23. The system of claim 20, wherein the at least one global attribute comprises: at least one related AV coverage indicative of coverage of at least one threat by at least one existing AV solution; and/or at least one threat severity attribute indicative of at least one assessment of the risk of the threat globally.

24. The system of claim 20, wherein the risk of the at least one attribute is assessed by transforming the at least one attribute by converting raw attribute data into individual attribute risk.

25. The system of claim 20, wherein weight is assigned to the individual attribute risk according to the at least one attribute's perceived risk level.

26. The system of claim 20, wherein individual attribute risks are aggregated and transformed into at least one overall risk.

27. The system of claim 19, wherein the individual attribute or overall risk is prioritized via at least one one-dimensional list menu with at least one attribute sorter and/or filter.

28. The system of claim 18, wherein the at least one overall risk is correlated with any individual attribute risk and the result is displayed in at least one threat matrix, allowing at least one user to quickly identify at least one most important compromised network asset to at least one organization.

29. The system of claim 18, wherein at least one user can be alerted regarding the at least two prioritized compromised network assets by their associated individual attribute risk or by the overall risk via at least one alert used to trigger incident response efforts.

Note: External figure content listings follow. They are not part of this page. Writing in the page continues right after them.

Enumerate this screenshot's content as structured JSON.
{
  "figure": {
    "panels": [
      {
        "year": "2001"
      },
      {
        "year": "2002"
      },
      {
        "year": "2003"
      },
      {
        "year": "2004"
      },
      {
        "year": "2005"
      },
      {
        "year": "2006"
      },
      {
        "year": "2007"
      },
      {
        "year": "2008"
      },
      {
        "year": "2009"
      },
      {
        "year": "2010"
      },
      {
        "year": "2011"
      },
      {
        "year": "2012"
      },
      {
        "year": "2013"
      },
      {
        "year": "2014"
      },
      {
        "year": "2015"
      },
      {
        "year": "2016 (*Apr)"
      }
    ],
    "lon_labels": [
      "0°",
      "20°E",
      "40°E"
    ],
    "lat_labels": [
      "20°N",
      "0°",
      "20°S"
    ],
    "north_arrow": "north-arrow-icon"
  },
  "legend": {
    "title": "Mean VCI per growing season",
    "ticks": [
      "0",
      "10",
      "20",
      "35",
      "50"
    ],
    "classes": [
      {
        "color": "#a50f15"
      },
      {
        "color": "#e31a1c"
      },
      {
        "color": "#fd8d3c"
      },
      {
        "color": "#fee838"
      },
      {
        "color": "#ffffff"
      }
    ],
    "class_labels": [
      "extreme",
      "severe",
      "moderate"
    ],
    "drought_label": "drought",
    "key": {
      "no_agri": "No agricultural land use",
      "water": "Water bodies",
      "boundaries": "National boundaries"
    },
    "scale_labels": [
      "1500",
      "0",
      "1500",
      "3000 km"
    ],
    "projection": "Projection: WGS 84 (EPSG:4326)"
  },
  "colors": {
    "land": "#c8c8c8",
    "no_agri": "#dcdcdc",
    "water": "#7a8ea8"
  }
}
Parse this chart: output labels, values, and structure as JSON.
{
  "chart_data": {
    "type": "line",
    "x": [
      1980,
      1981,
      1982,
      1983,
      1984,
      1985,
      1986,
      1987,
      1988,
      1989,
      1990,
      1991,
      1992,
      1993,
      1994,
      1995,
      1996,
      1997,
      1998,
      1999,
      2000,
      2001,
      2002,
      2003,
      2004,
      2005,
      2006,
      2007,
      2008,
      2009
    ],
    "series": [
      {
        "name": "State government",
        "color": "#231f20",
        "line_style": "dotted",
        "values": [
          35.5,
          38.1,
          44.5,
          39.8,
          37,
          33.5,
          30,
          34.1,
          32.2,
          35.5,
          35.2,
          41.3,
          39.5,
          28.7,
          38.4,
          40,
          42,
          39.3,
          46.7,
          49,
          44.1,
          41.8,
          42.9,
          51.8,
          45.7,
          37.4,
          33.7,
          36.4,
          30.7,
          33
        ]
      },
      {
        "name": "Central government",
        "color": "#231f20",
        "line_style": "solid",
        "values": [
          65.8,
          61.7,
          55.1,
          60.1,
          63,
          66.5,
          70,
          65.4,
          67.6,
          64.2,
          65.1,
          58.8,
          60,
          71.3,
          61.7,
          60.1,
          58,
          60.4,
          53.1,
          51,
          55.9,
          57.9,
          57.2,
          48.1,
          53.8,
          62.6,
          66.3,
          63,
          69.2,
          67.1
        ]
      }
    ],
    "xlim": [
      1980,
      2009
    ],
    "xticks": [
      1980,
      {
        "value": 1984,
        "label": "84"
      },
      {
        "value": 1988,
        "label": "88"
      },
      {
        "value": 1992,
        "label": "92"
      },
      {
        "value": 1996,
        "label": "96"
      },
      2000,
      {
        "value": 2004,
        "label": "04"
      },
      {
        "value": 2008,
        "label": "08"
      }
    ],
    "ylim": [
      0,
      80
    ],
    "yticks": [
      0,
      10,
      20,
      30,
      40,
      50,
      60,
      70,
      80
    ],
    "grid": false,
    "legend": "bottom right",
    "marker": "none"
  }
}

30. The system of claim 19, wherein the at least one user is able to quickly identify the most important compromised network assets to at least one organization based on the at least one user's perspective of which at least one individual attribute risk is the most important to the at least one organization.

31. The system of claim 20, wherein the at least one user is able to quickly identify the most important compromised network assets to at least one organization based on the at least one user's perspective of which the overall risk is the most important to at least one organization.

32. The system of claim 29, wherein the at least one alert is updated in real time as new evidence is collected.

33. The system of claim 19, wherein the at least one individual attribute risk is updated in real time as new evidence is collected.

34. The system of claim 20, wherein the overall risk is updated in real time as new evidence is collected.